Cavitation Corrosion of Cast Al-Alloy in an Ethylene Glycol-Water Solution

Abstract

As a heat media, an ethylene glycol-water solution is widely used as a key component in a cooling liquid for the cooling systems of motors and electric equipment or devices. Therefore, cast Al alloy pumps are often used to circulate the ethylene glycol-water solution in the cooling systems. Thus, cast Al alloy are often subjected to cavitation corrosion. In this study, the cavitation behaviors of cast Al alloy in an ethylene glycol-water solution were studied using the ultrasonic cavitation corrosion apparatus which was made in accordance with ASTM G32. Then, the electrochemical kinetic of cavitation corrosion and the chemical structures of the corroded surface were investigated with EIS in conjunction with XPS analysis.
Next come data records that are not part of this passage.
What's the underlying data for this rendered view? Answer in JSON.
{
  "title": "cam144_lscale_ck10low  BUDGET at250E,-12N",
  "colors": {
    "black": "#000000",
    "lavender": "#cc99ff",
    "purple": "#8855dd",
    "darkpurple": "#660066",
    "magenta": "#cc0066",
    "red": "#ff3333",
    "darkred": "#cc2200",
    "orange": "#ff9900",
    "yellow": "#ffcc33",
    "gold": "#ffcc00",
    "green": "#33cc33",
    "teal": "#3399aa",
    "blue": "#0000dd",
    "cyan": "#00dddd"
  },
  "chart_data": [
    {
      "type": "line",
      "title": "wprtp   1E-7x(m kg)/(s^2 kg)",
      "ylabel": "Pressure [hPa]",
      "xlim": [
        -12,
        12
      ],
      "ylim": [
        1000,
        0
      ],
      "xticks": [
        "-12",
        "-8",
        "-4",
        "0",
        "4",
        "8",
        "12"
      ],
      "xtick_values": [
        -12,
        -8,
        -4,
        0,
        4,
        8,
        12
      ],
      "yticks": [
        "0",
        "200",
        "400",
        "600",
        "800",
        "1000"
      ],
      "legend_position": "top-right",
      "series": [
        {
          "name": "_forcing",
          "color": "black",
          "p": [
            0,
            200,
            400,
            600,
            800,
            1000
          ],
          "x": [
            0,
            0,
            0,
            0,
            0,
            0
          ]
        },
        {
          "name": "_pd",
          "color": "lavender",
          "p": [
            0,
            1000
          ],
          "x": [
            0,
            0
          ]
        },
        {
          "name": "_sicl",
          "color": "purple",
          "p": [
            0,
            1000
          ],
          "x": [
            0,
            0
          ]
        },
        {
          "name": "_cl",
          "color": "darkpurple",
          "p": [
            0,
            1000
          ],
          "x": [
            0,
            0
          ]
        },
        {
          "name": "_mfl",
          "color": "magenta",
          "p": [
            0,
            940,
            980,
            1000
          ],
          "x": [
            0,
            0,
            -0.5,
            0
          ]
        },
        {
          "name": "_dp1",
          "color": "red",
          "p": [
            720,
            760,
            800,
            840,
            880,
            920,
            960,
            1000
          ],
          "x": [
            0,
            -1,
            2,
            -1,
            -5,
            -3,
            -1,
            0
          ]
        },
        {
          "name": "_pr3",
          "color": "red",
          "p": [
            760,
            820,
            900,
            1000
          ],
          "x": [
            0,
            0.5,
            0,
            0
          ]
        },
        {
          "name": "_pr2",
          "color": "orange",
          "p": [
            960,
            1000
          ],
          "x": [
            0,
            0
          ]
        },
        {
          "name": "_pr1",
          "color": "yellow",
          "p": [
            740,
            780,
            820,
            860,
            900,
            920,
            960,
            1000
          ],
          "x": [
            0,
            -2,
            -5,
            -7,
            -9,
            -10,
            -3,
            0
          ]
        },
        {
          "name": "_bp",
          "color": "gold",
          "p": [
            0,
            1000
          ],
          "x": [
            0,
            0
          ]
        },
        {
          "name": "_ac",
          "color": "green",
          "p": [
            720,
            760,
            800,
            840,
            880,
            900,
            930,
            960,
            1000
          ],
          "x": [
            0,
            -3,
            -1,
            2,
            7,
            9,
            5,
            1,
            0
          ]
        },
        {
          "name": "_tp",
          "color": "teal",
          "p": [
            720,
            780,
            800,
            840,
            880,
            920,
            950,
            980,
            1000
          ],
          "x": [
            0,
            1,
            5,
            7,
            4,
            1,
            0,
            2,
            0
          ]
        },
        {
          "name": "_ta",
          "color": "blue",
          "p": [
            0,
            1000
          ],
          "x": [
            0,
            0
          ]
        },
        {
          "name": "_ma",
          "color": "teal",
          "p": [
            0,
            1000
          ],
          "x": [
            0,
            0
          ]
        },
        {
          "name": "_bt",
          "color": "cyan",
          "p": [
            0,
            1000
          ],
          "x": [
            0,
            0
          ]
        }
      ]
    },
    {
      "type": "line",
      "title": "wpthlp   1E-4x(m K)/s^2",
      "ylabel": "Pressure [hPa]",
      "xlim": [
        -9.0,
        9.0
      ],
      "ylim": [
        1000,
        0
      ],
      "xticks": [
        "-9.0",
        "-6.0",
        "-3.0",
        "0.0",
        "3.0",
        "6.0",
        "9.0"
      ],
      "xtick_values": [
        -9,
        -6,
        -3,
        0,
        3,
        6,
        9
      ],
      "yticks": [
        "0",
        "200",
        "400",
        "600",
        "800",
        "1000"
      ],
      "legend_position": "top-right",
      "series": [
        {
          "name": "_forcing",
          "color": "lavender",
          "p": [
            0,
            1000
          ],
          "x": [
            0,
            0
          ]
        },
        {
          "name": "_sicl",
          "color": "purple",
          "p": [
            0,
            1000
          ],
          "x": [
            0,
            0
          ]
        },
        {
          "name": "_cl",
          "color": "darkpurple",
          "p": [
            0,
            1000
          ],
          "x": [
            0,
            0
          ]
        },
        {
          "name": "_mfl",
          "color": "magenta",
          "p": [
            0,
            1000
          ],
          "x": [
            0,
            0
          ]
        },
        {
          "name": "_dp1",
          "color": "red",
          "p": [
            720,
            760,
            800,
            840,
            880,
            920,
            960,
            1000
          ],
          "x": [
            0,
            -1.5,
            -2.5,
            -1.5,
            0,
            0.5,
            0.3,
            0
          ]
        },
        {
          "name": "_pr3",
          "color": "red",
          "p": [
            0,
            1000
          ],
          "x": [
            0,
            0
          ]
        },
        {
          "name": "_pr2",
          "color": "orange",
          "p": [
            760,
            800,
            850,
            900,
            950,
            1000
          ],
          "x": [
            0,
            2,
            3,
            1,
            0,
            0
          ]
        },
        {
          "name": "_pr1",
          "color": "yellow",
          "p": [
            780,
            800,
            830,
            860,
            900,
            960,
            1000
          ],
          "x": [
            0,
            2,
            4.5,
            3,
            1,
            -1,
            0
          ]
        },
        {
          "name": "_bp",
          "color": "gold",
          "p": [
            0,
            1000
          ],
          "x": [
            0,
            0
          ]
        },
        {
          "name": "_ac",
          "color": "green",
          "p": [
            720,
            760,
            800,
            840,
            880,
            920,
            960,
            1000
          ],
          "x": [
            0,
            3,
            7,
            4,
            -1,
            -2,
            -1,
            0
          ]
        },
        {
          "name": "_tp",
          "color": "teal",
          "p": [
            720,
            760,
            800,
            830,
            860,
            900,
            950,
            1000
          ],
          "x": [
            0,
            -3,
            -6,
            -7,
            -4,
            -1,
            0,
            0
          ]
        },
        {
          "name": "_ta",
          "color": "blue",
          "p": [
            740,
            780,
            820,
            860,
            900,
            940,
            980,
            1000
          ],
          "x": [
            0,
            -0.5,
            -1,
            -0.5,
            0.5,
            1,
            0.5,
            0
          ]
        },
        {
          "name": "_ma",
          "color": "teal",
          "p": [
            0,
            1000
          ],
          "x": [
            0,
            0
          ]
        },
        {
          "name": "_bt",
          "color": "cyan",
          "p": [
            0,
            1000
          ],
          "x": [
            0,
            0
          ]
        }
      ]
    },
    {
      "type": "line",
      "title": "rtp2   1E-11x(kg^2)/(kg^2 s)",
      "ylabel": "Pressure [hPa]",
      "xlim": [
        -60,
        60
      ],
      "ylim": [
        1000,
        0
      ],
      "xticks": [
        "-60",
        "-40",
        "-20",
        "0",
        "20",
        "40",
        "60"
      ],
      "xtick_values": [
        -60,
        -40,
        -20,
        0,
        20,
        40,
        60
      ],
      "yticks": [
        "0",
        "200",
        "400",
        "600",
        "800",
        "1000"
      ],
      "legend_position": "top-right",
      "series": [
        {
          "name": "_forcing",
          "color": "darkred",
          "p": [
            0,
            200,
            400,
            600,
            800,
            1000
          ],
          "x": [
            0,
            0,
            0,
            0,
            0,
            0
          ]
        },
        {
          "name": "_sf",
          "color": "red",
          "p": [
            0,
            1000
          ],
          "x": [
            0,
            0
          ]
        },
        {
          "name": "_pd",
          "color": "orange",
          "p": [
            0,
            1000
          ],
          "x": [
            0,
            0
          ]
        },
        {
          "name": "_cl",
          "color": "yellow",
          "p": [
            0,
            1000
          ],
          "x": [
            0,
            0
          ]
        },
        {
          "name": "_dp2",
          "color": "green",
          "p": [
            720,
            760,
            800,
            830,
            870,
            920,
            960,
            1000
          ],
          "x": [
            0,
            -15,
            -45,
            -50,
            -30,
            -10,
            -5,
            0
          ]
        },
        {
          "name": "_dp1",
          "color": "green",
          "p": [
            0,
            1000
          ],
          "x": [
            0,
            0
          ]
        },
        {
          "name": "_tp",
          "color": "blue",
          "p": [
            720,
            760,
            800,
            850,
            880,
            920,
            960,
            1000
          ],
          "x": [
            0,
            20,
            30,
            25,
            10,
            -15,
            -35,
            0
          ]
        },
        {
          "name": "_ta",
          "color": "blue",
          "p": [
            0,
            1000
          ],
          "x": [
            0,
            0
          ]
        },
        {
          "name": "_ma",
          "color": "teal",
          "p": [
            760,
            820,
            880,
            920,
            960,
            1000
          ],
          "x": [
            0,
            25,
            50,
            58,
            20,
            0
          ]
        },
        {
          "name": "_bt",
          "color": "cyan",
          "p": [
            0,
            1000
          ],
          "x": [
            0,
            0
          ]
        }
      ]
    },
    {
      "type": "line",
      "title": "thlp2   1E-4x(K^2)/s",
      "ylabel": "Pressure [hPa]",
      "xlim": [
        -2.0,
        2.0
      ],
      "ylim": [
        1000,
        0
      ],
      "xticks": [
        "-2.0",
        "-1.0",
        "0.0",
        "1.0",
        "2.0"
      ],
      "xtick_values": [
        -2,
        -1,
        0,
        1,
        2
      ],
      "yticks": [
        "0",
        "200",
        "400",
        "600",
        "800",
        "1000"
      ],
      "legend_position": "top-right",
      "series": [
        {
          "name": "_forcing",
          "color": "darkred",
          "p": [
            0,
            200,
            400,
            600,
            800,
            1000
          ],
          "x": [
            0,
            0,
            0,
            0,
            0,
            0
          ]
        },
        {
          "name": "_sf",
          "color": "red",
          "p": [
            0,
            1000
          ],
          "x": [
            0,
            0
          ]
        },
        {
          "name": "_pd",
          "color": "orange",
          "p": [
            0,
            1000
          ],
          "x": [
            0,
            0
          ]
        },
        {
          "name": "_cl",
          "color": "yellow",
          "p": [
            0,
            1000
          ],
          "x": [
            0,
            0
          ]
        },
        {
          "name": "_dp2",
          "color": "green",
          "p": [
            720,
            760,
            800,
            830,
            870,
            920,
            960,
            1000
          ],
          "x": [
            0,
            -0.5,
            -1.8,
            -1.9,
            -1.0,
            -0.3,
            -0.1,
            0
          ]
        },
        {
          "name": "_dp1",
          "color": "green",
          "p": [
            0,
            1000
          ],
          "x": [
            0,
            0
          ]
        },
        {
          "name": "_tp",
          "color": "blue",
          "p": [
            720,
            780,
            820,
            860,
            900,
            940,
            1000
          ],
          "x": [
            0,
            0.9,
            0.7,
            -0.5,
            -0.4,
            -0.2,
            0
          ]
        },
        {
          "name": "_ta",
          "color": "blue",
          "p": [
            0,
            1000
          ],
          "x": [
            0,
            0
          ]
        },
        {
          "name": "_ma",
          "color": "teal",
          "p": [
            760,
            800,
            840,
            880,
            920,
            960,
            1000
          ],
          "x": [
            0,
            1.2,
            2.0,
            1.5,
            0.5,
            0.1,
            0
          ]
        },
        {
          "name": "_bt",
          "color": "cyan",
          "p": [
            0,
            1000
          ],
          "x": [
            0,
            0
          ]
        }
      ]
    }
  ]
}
The results showed that the synergistic effect between electrochemical corrosion and cavitation resulted in the increment of the cumulative weight loss of cast Al-alloy in an ethylene glycol-water solution with cavitation time. The calculation of the impacting efficient for cathodic and anodic processes demonstrated that the cavitation corrosion of cast Al-alloy was controlled by anodic process. In this case, the polarization resistance increased with cavitation time. In a stagnant ethylene glycol-water solution, EIS spectra of cast Al-alloy consisted of a deformed capacitance loop, but it had two time constants based on the Bode plot. Under cavitation, its EIS spectra consisted of a capacitance loop at high frequency zone and an inductive loop at a low frequency zone. It was indicated that the cavitation corrosion mechanism of cast Al alloy in an ethylene glycol-water solution under cavitation was changed obviously. Under cavitation, corroded morphology became rougher with cavitation time and many of pits and cracks existed after cavitation. At the same time, the volume of Al and Si compounds decreased, and that Si compound decreased much more compared with Al(OH)3. At the same time, the volume of OH- increased with cavitation time. This was shown that cavitation accelerated Si compound to peel off from the substrate, resulting in the changes of both the morphology and the chemical structures of surface film under cavitation. Finally, the cavitation corrosion model was proposed based on the above studies.